Green Curry
This Gluten-Free Green Curry is a fragrant and flavorful Thai dish, bursting with the freshness of herbs and spices. Perfectly paired with tender vegetables and protein of your choice, it's a quick and satisfying lunch option.

30 minutes
Difficulty: Easy
Thai
550 kcal
Ingredients
- Coconut milk - 400 ml
- Green curry paste - 2 tablespoons
- Chicken breast (or tofu) - 200 grams, diced
- Bell pepper (red or green) - 1 medium, sliced
- Zucchini - 1 medium, sliced
- Bamboo shoots - 100 grams, drained
- Fresh basil leaves - 10 grams
- Lime leaves - 2 leaves, torn
- Fish sauce (or soy sauce for vegetarian) - 1 tablespoon
- Brown sugar - 1 teaspoon
- Vegetable oil - 1 tablespoon
- Jasmine rice - 150 grams (to serve)
Steps
- Cook the jasmine rice according to package instructions, usually about 15-20 minutes.

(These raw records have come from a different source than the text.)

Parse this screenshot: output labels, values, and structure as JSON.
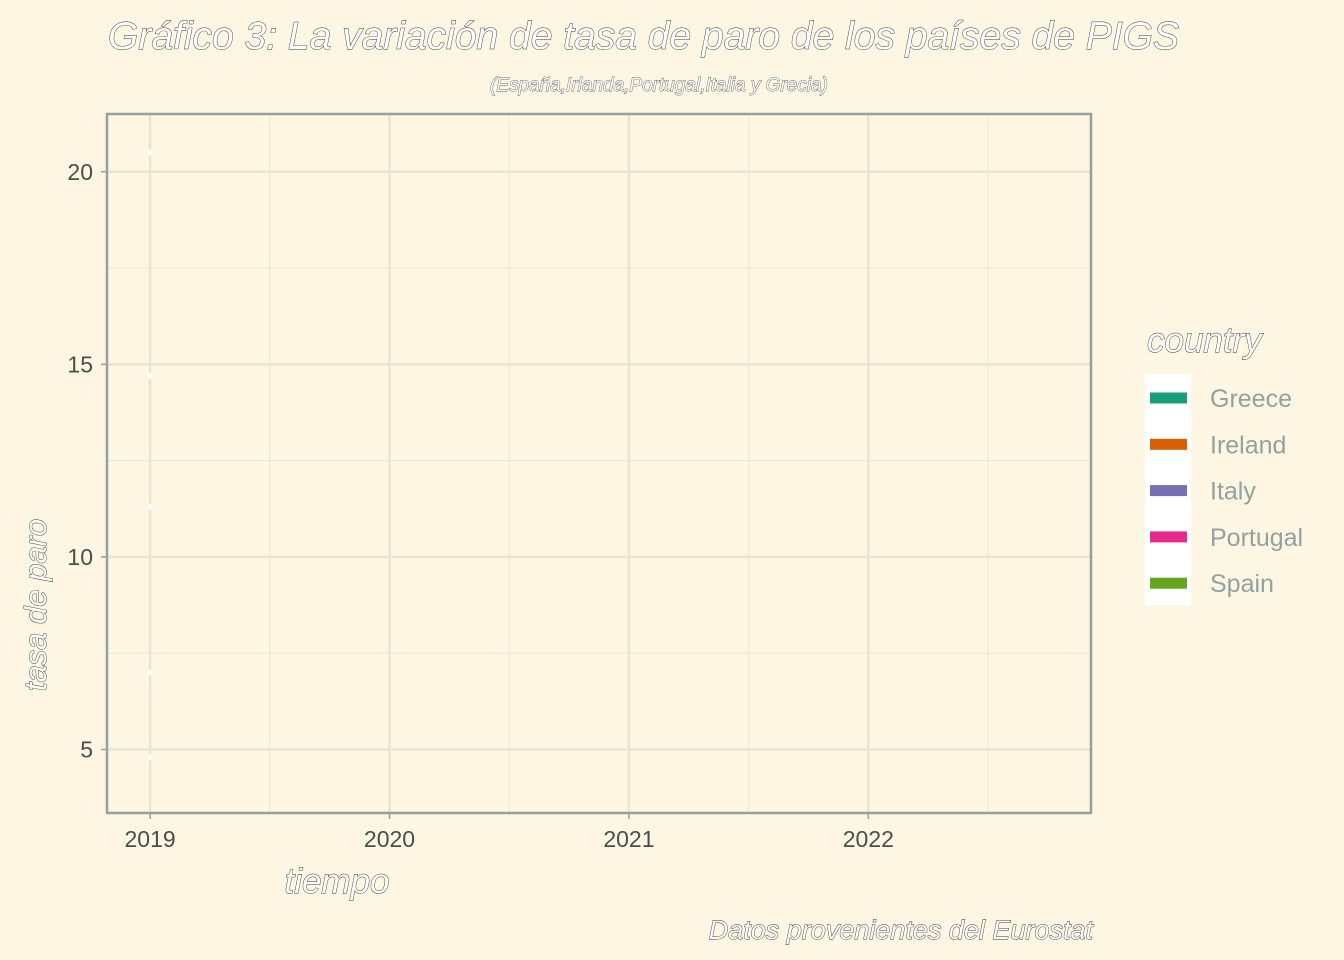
{
  "chart_data": {
    "type": "line",
    "title": "Gráfico 3: La variación de tasa de paro de los países de PIGS",
    "subtitle": "(España,Irlanda,Portugal,Italia y Grecia)",
    "xlabel": "tiempo",
    "ylabel": "tasa de paro",
    "caption": "Datos provenientes del Eurostat",
    "x_ticks": [
      "2019",
      "2020",
      "2021",
      "2022"
    ],
    "y_ticks": [
      "5",
      "10",
      "15",
      "20"
    ],
    "xlim": [
      2018.82,
      2022.93
    ],
    "ylim": [
      3.35,
      21.5
    ],
    "grid": true,
    "legend": {
      "title": "country",
      "position": "right",
      "entries": [
        "Greece",
        "Ireland",
        "Italy",
        "Portugal",
        "Spain"
      ]
    },
    "series": [
      {
        "name": "Greece",
        "color": "#1b9e77",
        "x": [
          2019
        ],
        "y": [
          20.5
        ]
      },
      {
        "name": "Spain",
        "color": "#66a61e",
        "x": [
          2019
        ],
        "y": [
          14.7
        ]
      },
      {
        "name": "Italy",
        "color": "#7570b3",
        "x": [
          2019
        ],
        "y": [
          11.3
        ]
      },
      {
        "name": "Portugal",
        "color": "#e7298a",
        "x": [
          2019
        ],
        "y": [
          7.0
        ]
      },
      {
        "name": "Ireland",
        "color": "#d95f02",
        "x": [
          2019
        ],
        "y": [
          4.8
        ]
      }
    ]
  }
}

- In a medium pot, heat the vegetable oil over medium heat.
- Add the green curry paste to the pot and sauté for 1-2 minutes until fragrant.
- Pour in the coconut milk and stir to combine with the curry paste.
- Add the diced chicken (or tofu) to the pot and simmer for 5-7 minutes until cooked through.
- Incorporate the sliced bell pepper, zucchini, and bamboo shoots, cooking for an additional 5 minutes until the vegetables are tender.
- Stir in the torn lime leaves, fish sauce, and brown sugar, mixing well.
- Remove from heat and fold in the fresh basil leaves.
- Serve the green curry hot over the cooked jasmine rice.
Nutrition
- Calories: 550
- Protein: 30 g
- Carbs: 70 g
- Fiber: 4 g
- Sugar: 5 g
- Sodium: 800 mg
- Cholesterol: 70 mg
- Total Fat: 25 g
- Saturated Fat: 20 g
- Unsaturated Fat: 5 g
- Water: 0.5 L
Health Benefits
- Rich in antioxidants from fresh herbs and vegetables.
- Coconut milk provides healthy fats and supports heart health.